Il y a bien une part de sorcellerie dans les spectacles de Nicole Mossoux. Dans l’univers artistique de la Bruxelloise, dédoublement et schizophrénie sont le terreau d’aventures visuelles où les corps vivants se confondent avec ceux des marionnettes. Le trio Twin Houses, que Mossoux interprète elle-même (et seule !), est un grand classique du genre. Une obscurité certaine ajoute au trouble, chaque fois qu’elle évoque une identité clivée ou composite, à partir d’un chef-d’œuvre de la peinture. Il y a eu Les sœurs de Sardanapale, inspiré de Delacroix, Les dernières hallucinations de Lucas Cranach l’Ancien et quelques autres.
Un pilier de la Biennale
Mais rien ne définit aussi bien l’art de Nicole Mossoux que l’unité de chorégraphie et manipulation de mannequins et objets, comme justement dans Twin Houses ou plus récemment, Kefar Nehum. Et si depuis une vingtaine d’années environ, Mossoux-Bonté ont été présents dans chaque édition de la Biennale de Danse du Val-de-Marne, cette continuité ne démontre pas seulement la complicité entre le fondateur Michel Caserta et son successeur Daniel Favier mais aussi que des liens profonds se tissent entre des artistes authentiques et un public qui se reconnait en leur univers.

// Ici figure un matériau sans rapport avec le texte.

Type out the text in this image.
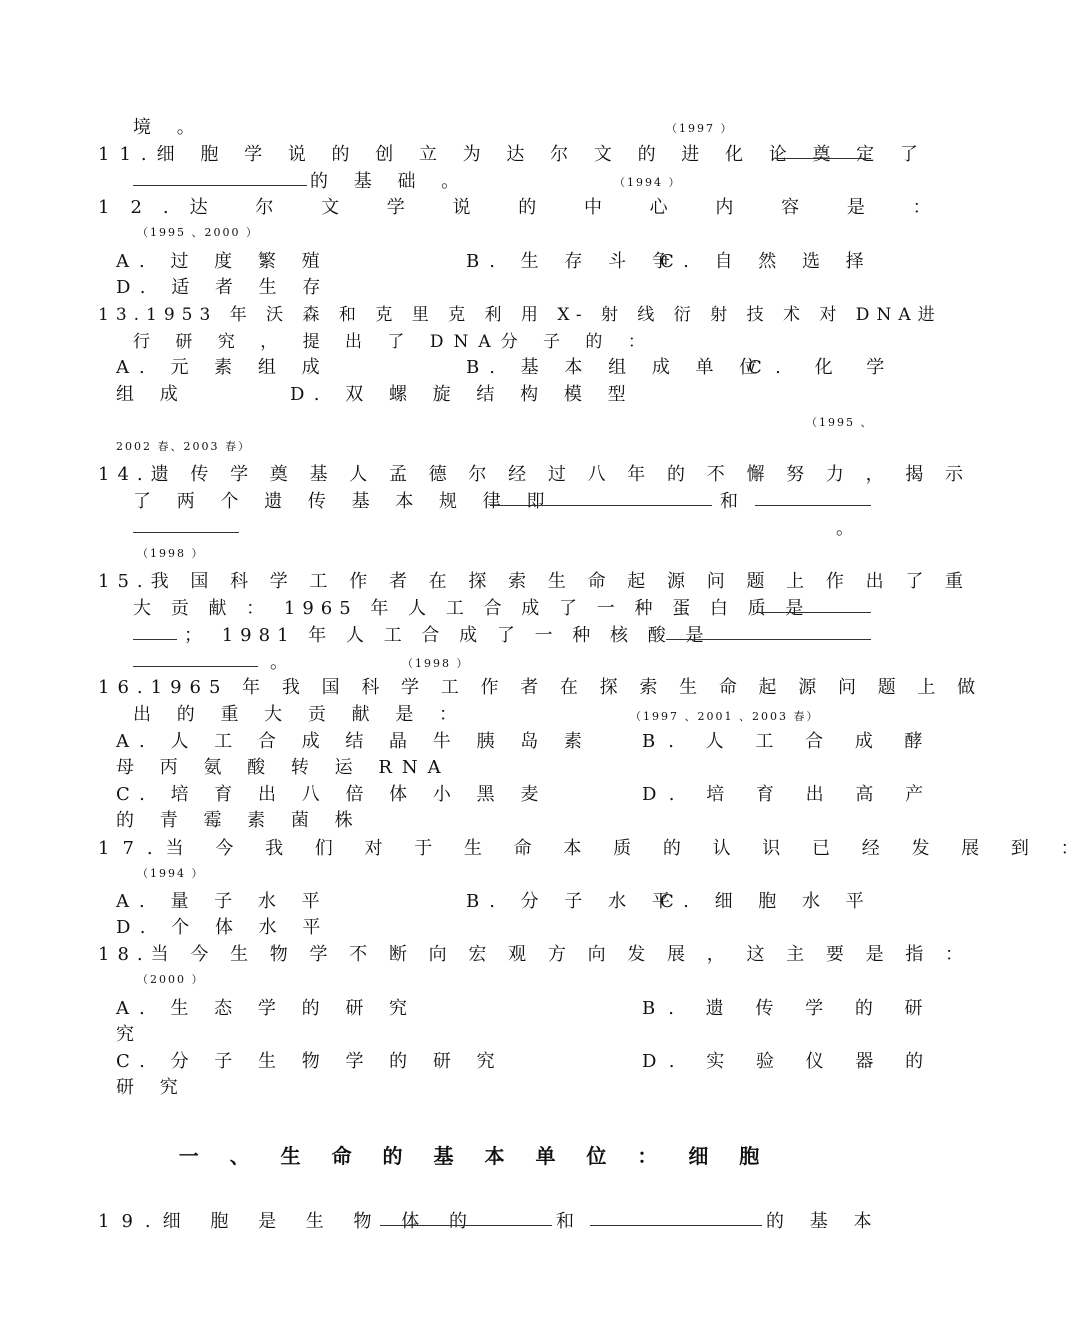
境 。	（1997 ）
11.细 胞 学 说 的 创 立 为 达 尔 文 的 进 化 论 奠 定 了
的 基 础 。	（1994 ）
12.达 尔 文 学 说 的 中 心 内 容 是 ：
（1995 、2000 ）
A. 过 度 繁 殖	B. 生 存 斗 争
C. 自 然 选 择
D. 适 者 生 存
13.1953 年 沃 森 和 克 里 克 利 用 X- 射 线 衍 射 技 术 对 DNA进
行 研 究 ， 提 出 了 DNA分 子 的 ：
A. 元 素 组 成	B. 基 本 组 成 单 位
C. 化 学
组 成	D. 双 螺 旋 结 构 模 型
（1995 、
2002 春、2003 春）
14.遗 传 学 奠 基 人 孟 德 尔 经 过 八 年 的 不 懈 努 力 ， 揭 示
了 两 个 遗 传 基 本 规 律 即	和
。
（1998 ）
15.我 国 科 学 工 作 者 在 探 索 生 命 起 源 问 题 上 作 出 了 重
大 贡 献 ： 1965 年 人 工 合 成 了 一 种 蛋 白 质 是
； 1981 年 人 工 合 成 了 一 种 核 酸 是
。	（1998 ）
16.1965 年 我 国 科 学 工 作 者 在 探 索 生 命 起 源 问 题 上 做
出 的 重 大 贡 献 是 ：	（1997 、2001 、2003 春）
A. 人 工 合 成 结 晶 牛 胰 岛 素	B. 人 工 合 成 酵
母 丙 氨 酸 转 运 RNA
C. 培 育 出 八 倍 体 小 黑 麦	D. 培 育 出 高 产
的 青 霉 素 菌 株
17.当 今 我 们 对 于 生 命 本 质 的 认 识 已 经 发 展 到 ：
（1994 ）
A. 量 子 水 平	B. 分 子 水 平
C. 细 胞 水 平
D. 个 体 水 平
18.当 今 生 物 学 不 断 向 宏 观 方 向 发 展 ， 这 主 要 是 指 ：
（2000 ）
A. 生 态 学 的 研 究	B. 遗 传 学 的 研
究
C. 分 子 生 物 学 的 研 究	D. 实 验 仪 器 的
研 究
一 、 生 命 的 基 本 单 位 ： 细 胞
19.细 胞 是 生 物 体 的	和	的 基 本
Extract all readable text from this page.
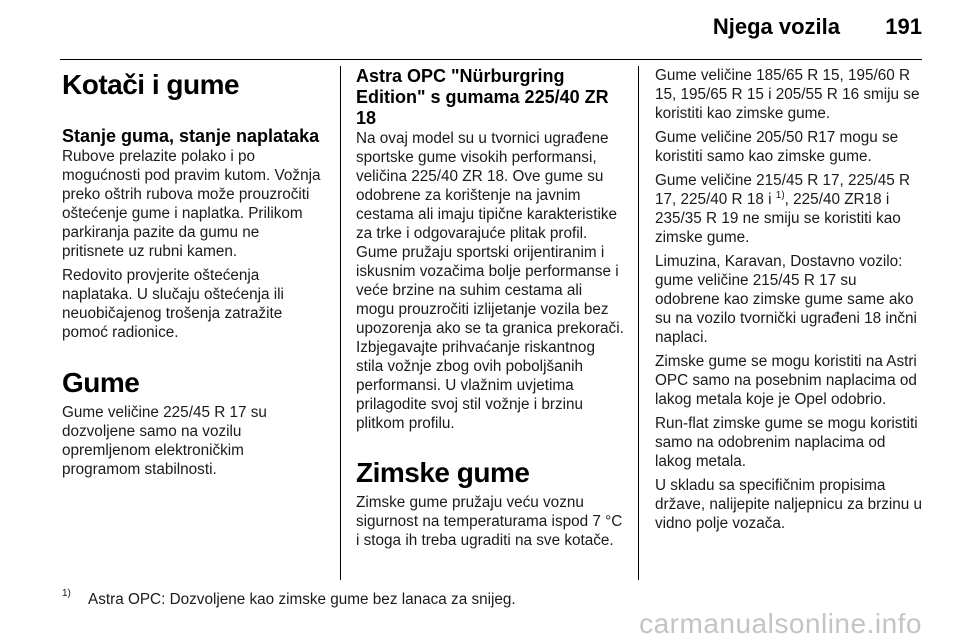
Njega vozila 191
Kotači i gume
Stanje guma, stanje naplataka

Rubove prelazite polako i po mogućnosti pod pravim kutom. Vožnja preko oštrih rubova može prouzročiti oštećenje gume i naplatka. Prilikom parkiranja pazite da gumu ne pritisnete uz rubni kamen.

Redovito provjerite oštećenja naplataka. U slučaju oštećenja ili neuobičajenog trošenja zatražite pomoć radionice.

Gume

Gume veličine 225/45 R 17 su dozvoljene samo na vozilu opremljenom elektroničkim programom stabilnosti.

Astra OPC "Nürburgring Edition" s gumama 225/40 ZR 18

Na ovaj model su u tvornici ugrađene sportske gume visokih performansi, veličina 225/40 ZR 18. Ove gume su odobrene za korištenje na javnim cestama ali imaju tipične karakteristike za trke i odgovarajuće plitak profil. Gume pružaju sportski orijentiranim i iskusnim vozačima bolje performanse i veće brzine na suhim cestama ali mogu prouzročiti izlijetanje vozila bez upozorenja ako se ta granica prekorači. Izbjegavajte prihvaćanje riskantnog stila vožnje zbog ovih poboljšanih performansi. U vlažnim uvjetima prilagodite svoj stil vožnje i brzinu plitkom profilu.

Zimske gume

Zimske gume pružaju veću voznu sigurnost na temperaturama ispod 7 °C i stoga ih treba ugraditi na sve kotače.

Gume veličine 185/65 R 15, 195/60 R 15, 195/65 R 15 i 205/55 R 16 smiju se koristiti kao zimske gume.

Gume veličine 205/50 R17 mogu se koristiti samo kao zimske gume.

Gume veličine 215/45 R 17, 225/45 R 17, 225/40 R 18 i $^{1)}$, 225/40 ZR18 i 235/35 R 19 ne smiju se koristiti kao zimske gume.

Limuzina, Karavan, Dostavno vozilo: gume veličine 215/45 R 17 su odobrene kao zimske gume same ako su na vozilo tvornički ugrađeni 18 inčni naplaci.

Zimske gume se mogu koristiti na Astri OPC samo na posebnim naplacima od lakog metala koje je Opel odobrio.

Run-flat zimske gume se mogu koristiti samo na odobrenim naplacima od lakog metala.

U skladu sa specifičnim propisima države, nalijepite naljepnicu za brzinu u vidno polje vozača.

1) Astra OPC: Dozvoljene kao zimske gume bez lanaca za snijeg.
carmanualsonline.info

L’édition 2019 du festival s’est offert plusieurs des toutes premières représentations de The Great He-Goat. Plus précisément, nous avons assisté à la quatrième, au Théâtre de Châtillon. Il s’agissait donc d’un spectacle encore tout frais, mais il ne montra aucune faiblesse. Vue l’énorme exigence technique dans la manipulation des doubles, cela ne va pas de soi.
Etourdissements
Tout l’art de Nicole Mossoux consiste ici à remplacer la manipulation des esprits par celle des corps, jusqu’à étourdir les sens du spectateur. Belle démonstration de la facilité à manipuler notre esprit ! Là où l’on croit voir une marionnette, le corps apparemment plat et léger d’une femme s’extirpe des bras porteurs. Un autre disparaît entre quatre bras ou se meut grâce à des jambes factices, faisant disparaître ses propres jambes. Et même là où, entre toutes ces images paradoxales et parfois kafkaïennes, le cerveau détecte très nettement, en voyant une tête marionettique, l’absence de membres inférieurs, l’esprit lui accorde volontiers un statut d’être humain à part entière. Par ailleurs, la compagnie ne fait pas autrement. Ces mannequins, fabriqués par Natacha Belova, ont leurs noms, à la ville comme à la scène, que seuls les artistes connaissent.
Sur la route de Goya
Pour Nicole Mossoux (avec la collaboration à la mise en scène de Patrick Bonté), Goya n’est pas le point d’arrivée, mais un point de départ. Le but n’est pas de reconstituer le tableau, mais d’évoquer l’univers dans lequel naviguait le peintre, à savoir une Espagne profondément cléricale et aristocrate, un pays en guerre et la souffrance d’une population qui était sensible aux croyances occultes et soumise à l’Inquisition. Sur ce fond historique The Great He-Goat dessine pourtant une métaphore de nos temps actuels, où la manipulation des esprits par des voleurs d’âmes et d’esprits est de retour.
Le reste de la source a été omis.